Career Services in Ohio
Ohio’s 116 colleges and universities that award bachelor’s degrees play an important role in the effort to ensure the state has enough skilled workers for the future. This is an important endeavor not just for the state’s economy, but for the overall quality of life for Ohioans. The Ohio Department of Job and Family Services reports that jobs requiring bachelor’s degrees will grow by 11 percent, compared to 6.7 percent for those with a high school diploma. (See: online colleges in Ohio).
These institutions know it’s not enough just to enroll students, the trick is to help them graduate. According to the National Center for Education Statistics, the average graduation rate for Ohio colleges was 54 percent. The national average is 53 percent. In an effort to keep those rates high, many Ohio institutions of higher learning offer career services to their students to make sure they are on the right career track. One of those institutions, Ohio Northern University, boasts a graduation rate of 72%, which may be due in part to the work of the professional career advisors at the Polar Careers office.

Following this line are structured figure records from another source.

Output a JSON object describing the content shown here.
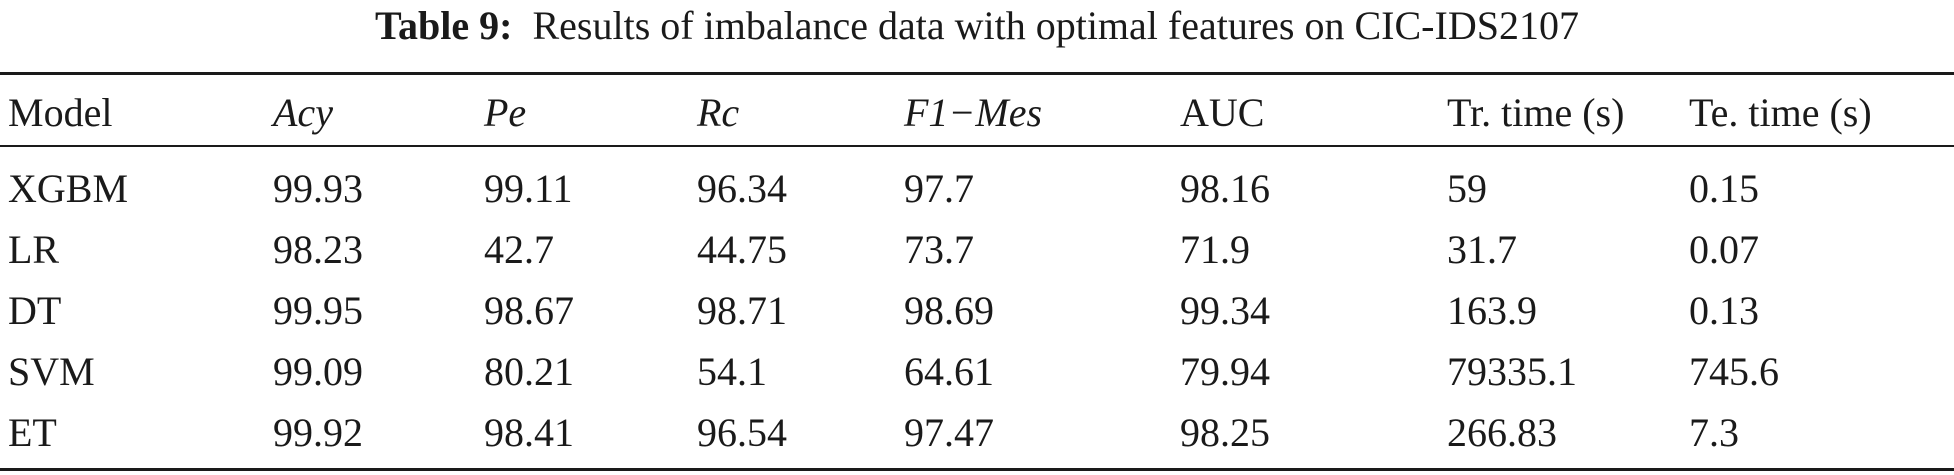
{
  "caption": {
    "label": "Table 9:",
    "text": "Results of imbalance data with optimal features on CIC-IDS2107"
  },
  "table": {
    "headers": [
      "Model",
      "Acy",
      "Pe",
      "Rc",
      "F1−Mes",
      "AUC",
      "Tr. time (s)",
      "Te. time (s)"
    ],
    "rows": [
      [
        "XGBM",
        "99.93",
        "99.11",
        "96.34",
        "97.7",
        "98.16",
        "59",
        "0.15"
      ],
      [
        "LR",
        "98.23",
        "42.7",
        "44.75",
        "73.7",
        "71.9",
        "31.7",
        "0.07"
      ],
      [
        "DT",
        "99.95",
        "98.67",
        "98.71",
        "98.69",
        "99.34",
        "163.9",
        "0.13"
      ],
      [
        "SVM",
        "99.09",
        "80.21",
        "54.1",
        "64.61",
        "79.94",
        "79335.1",
        "745.6"
      ],
      [
        "ET",
        "99.92",
        "98.41",
        "96.54",
        "97.47",
        "98.25",
        "266.83",
        "7.3"
      ]
    ]
  }
}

We sat down with Justin Courtney, the interim dean of Polar Careers and the director of residence life at Ohio Northern University, to ask for his advice on accessing career services and tracking success.
Justin Courtney, Director of Residence Life & Interim Dean of Polar Careers, Ohio Northern University
1. How/when should students use the career center?
I recommend using the services beginning your first year of college. We offer a Career Strategy Course known as AASG 3001. It begins the conversation of career exploration/vocation/call. With topics such as emotionally intelligent leadership, resume development, networking, etc. students can learn great tools to prepare for success! I recommend 2-3 meetings a semester, especially your first year, with your academic and career advisor during your time in college is an effective way to ensure you are on the right track.
2. How do you work with students?
I really tend to ask behavioral questions to get a feel for what the student is really wanting out of life. Is this career path their choice, or is it someone else's dream? These are important things to figure out. From there I like to hear their journey and share some of my own experiences. I encourage mentorship and experience. Finding folks that can impact you for the better is key. Seek out the best, brightest and hardest working talent. Emulate what you need to learn, but also strive to do what you were designed for. You are unique and special and it's important that you fulfill your call and your role, not someone else's. I believe in building the student up, that's how my meetings go. They will leave knowing they can do what they set out to do, and I will show them every tool I know of to ensure their success and adaptability.
3. How do you track success?
In Polar Careers we monitor Office use, career fairs attendance (recruiter and student), class enrollment, software usage (Symplicity and CareerShift) and placement data. We assess every area including overall satisfaction. We also monitor our alumni base to ensure we are remaining vital. Once a Polar Bear, always a Polar Bear! We use this information to perform SWOT analysis and adapt our system(s) continuously.
4. What are the most important first steps for students wanting to assess an improve their career outlook?
Believe in yourself and what you are called to do! Find strong mentors and support systems that can assist you in your pursuits. Try new things and don't be afraid of failure. Get connected and stay connected with your faculty and staff, including your academic and career advisor. Always build team, in all things success isn't just about you, it's elevating and valuing others as well. That's right!